Les nouveaux tarifs douaniers américains assombrissent les perspectives des exportateurs en Asie et au-delà

BANGKOK – Les nouveaux tarifs douaniers imposés par le président Donald Trump sur les importations américaines en provenance de dizaines de pays sont entrés en vigueur jeudi, dernier chapitre de la saga de la refonte du commerce mondial par Trump. Mais de nombreuses questions demeurent.
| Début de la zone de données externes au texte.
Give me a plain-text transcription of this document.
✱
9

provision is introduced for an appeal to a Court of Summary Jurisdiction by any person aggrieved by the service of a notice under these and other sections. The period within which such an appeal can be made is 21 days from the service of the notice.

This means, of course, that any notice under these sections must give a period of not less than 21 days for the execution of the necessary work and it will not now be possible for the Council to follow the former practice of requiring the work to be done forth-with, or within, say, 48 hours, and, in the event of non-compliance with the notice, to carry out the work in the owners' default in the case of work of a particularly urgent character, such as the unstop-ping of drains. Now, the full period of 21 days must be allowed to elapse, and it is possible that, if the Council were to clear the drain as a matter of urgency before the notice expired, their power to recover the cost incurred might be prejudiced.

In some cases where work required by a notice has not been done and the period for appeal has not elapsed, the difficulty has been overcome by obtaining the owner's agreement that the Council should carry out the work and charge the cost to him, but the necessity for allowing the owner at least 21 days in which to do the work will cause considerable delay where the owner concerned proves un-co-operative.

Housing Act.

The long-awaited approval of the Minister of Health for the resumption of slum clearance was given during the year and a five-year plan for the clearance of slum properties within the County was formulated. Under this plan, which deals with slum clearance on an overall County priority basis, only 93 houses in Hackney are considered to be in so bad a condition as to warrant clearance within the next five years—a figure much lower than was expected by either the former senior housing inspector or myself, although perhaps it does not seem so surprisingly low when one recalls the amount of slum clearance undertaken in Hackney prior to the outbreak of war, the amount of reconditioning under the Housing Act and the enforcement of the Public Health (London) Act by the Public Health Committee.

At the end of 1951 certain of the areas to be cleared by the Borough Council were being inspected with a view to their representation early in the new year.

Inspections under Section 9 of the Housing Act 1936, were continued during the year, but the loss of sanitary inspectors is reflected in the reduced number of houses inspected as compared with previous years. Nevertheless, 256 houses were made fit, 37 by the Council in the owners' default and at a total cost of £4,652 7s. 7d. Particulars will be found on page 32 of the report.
Trump a menacé d'imposer des droits de douane allant jusqu'à 200 % sur les importations de produits pharmaceutiques et a décrété une taxe à l'importation de 100 % sur les puces informatiques. La plupart des importations américaines de cuivre, d'acier et d'aluminium sont soumises à des droits de douane de 50 %.
Il n'y a toujours pas d'accord sur les droits de douane qui pourraient s'appliquer aux produits expédiés depuis la Chine. L'Inde n'a pas encore conclu d'accord et risque d'être confrontée à des droits de douane de 50 %, alors que Trump fait pression sur elle pour qu'elle cesse d'acheter du pétrole russe.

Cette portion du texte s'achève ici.